UZBEKS The Uzbeks are a Turkic people who today comprise around 25% of Tajikistan's population (1.6 million people). They are mostly found in the west of Tajikistan around Gissar and Vakhsh, and also in the northern patchwork of territories that is the Fergana Valley (see Geography, page 3). It is likely they originated in southern Siberia and the Altai Mountains and came south in the wake of the Mongols in the early medieval period. The Uzbek community tends to be more urbanised than other ethnic groups, probably due to their history of conquest and trade in place of nomadism.

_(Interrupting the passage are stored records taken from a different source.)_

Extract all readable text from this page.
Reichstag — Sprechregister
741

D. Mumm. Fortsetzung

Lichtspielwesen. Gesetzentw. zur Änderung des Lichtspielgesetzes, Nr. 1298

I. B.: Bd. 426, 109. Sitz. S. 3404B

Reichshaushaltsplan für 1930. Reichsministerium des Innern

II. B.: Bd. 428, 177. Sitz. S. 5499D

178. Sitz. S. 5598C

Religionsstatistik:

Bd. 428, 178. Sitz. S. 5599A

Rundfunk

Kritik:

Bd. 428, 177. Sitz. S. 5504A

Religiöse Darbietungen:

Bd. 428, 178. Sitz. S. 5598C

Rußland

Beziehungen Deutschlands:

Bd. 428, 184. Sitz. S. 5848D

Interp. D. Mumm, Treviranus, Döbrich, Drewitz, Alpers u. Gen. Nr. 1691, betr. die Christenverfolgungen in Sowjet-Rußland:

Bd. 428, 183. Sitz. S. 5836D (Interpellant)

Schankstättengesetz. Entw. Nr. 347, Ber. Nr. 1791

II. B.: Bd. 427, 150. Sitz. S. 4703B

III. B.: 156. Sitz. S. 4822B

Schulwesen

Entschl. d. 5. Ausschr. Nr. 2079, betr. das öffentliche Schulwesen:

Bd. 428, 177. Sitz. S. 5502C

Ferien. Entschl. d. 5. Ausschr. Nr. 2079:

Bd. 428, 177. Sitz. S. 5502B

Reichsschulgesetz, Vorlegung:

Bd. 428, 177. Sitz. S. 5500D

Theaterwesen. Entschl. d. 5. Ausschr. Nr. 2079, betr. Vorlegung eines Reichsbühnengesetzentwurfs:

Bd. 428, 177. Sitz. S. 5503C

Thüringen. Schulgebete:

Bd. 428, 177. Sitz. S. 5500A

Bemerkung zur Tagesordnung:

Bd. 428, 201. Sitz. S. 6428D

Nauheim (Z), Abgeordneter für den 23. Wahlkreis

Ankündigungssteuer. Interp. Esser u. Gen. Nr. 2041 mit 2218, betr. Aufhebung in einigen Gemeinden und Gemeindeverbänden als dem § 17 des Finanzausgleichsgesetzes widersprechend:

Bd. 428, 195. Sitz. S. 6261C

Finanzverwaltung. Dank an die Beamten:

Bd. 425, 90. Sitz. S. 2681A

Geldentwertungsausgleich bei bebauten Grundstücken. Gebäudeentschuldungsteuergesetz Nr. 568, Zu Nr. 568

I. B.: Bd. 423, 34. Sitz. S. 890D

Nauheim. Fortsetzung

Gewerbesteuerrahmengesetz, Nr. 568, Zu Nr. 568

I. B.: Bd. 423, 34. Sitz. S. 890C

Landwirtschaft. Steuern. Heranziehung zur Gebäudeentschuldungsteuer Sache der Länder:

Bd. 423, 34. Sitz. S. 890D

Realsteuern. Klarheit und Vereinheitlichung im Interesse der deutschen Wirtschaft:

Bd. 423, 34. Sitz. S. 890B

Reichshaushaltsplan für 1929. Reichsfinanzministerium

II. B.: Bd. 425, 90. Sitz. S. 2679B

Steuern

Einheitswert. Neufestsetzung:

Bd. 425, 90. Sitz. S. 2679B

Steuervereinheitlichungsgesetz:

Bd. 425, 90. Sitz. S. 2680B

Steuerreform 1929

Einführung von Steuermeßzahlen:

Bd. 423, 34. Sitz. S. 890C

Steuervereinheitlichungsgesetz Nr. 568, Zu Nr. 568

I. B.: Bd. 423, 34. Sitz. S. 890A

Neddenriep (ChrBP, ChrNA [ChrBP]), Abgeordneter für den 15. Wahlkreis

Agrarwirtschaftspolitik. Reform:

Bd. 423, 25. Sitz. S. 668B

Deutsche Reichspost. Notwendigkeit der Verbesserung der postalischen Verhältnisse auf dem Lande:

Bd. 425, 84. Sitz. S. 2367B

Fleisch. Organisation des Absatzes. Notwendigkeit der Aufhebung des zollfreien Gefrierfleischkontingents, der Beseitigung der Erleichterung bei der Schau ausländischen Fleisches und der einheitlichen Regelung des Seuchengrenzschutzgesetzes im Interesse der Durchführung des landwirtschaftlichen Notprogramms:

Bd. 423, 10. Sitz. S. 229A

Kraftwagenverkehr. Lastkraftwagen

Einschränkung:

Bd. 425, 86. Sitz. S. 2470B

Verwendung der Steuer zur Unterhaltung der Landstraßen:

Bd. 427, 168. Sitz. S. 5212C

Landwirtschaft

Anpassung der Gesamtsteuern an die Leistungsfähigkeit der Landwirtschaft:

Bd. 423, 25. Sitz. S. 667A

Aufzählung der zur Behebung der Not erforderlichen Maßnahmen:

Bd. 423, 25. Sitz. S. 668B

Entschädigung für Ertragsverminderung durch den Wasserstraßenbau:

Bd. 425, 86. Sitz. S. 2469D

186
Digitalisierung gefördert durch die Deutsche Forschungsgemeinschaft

KYRGYZ Some 2.5% of Tajikistan's population are Kyrgyz, and most of these live in the eastern Pamir around Murgab, with another smaller group in the Wakhan Corridor. The origins of the Kyrgyz are distinctly hazy (indeed sources as late as the 19th century tended not to differentiate between Kyrgyz and Kazakh clans) but it is likely that, as with the Uzbeks, they migrated to central Asia from Siberia between the 10th and 15th centuries. The Kyrgyz language is Turkic and, though a few nomads do retain their traditional lifestyle, the majority of the population was forced to become sedentary (with great loss of life) by the Soviets.

RUSSIANS In the late 1980s Russians and other Slavic groups comprised around 10% of Tajikistan's population. Today they are little over 1% as many people returned 'home', even if they were born in Tajikistan, upon the break-up of the Soviet Union or fled to escape the violence of the civil war. The remaining Russian population is mainly based in Dushanbe (formerly Stalinabad) and Khujand (formerly Leninabad).

OTHER ETHNIC GROUPS The Soviet policy of deporting subversive and other undesirable elements to central Asia (the alternative place of exile to Siberia), mixed with a few self-orchestrated migrations, has left Tajikistan with notable populations of Koreans (more than half a million were deported to the region during World War II), Volga Germans, Poles, Ukrainians, Dungans, Uighurs and even Kurds. Afghans have also fled across the border to escape the violence and to seek work. Though these groups have frequently intermarried, and many have now emigrated, it is still possible to hear snatches of their languages and, more importantly for those fed up with the ubiquitous shashlik, to feast on their various cuisines.